I generally keep my personal life private and do not share about personal struggles except with maybe a few close friends or family in whom I feel comfortable confiding. Sometimes I do not feel like talking about my problems because I am unable to deal with the emotions of rehashing negative life experiences.
As a friend, I am not the best person to talk to about problems because I rarely know what to say. Sometimes, I will offer to lend an ear when I see a friend or family member going through a tough time in the event they want to talk about it. People generally will politely decline and say they would rather not talk about it.

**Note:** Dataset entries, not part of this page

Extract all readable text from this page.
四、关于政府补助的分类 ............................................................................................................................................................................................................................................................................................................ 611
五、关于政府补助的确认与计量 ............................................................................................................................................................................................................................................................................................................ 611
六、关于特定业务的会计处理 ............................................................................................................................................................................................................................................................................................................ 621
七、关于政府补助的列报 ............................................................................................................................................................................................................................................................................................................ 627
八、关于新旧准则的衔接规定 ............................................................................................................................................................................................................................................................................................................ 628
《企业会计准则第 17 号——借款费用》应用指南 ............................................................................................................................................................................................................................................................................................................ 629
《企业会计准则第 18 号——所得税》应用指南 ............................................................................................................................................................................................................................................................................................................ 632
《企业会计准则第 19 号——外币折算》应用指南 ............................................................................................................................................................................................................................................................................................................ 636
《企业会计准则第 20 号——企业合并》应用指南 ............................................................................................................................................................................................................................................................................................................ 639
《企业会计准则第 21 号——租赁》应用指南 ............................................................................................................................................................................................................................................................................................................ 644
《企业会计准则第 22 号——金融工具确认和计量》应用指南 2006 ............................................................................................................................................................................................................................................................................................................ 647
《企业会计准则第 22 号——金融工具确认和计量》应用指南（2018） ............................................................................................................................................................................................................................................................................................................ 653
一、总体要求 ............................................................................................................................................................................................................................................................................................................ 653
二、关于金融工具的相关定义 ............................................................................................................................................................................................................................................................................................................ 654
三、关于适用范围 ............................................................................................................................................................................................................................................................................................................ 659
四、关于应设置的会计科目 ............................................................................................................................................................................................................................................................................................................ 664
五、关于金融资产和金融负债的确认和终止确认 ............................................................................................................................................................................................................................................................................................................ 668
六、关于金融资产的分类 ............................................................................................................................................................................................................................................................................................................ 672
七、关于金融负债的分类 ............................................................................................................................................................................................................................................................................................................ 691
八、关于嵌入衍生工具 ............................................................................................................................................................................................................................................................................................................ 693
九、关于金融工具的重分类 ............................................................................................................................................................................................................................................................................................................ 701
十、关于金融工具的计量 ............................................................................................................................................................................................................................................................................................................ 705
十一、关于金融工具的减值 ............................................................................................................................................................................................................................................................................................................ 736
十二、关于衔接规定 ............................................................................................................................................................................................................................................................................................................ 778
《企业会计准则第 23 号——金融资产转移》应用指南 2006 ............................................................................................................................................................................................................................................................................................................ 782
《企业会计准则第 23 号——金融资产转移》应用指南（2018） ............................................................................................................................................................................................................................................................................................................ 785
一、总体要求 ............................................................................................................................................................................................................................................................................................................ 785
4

As an attorney, when I ask a potential family-law client to tell me a little bit about what is going on in their life, I am always surprised that people seem to have no inhibitions about full and complete disclosure about every detail of their current difficulties. If you let them, they could talk to you for hours on the phone. They are willing to disclose the most intimate details about their relationships to a complete stranger they have never met.
As my family-law practice has developed, I tend not to ask the open-ended questions during my initial consultation or phone screening because I may find myself being talked at for extended periods of time in the middle of a very busy work day. That’s why I have started asking more direct questions that help me gather the information I need in order to properly evaluate their case.
Many times, people do not generally know what information is legally pertinent or significant so they will tell you everything they think is important to them. I have found it very helpful to draft and use a standard script to assist me in keeping my initial conversations with potential clients uniform, brief and timely. However, when a person does become a client, I do allow more time to get to know my client better so I can better serve their needs and help them set and meet their goals.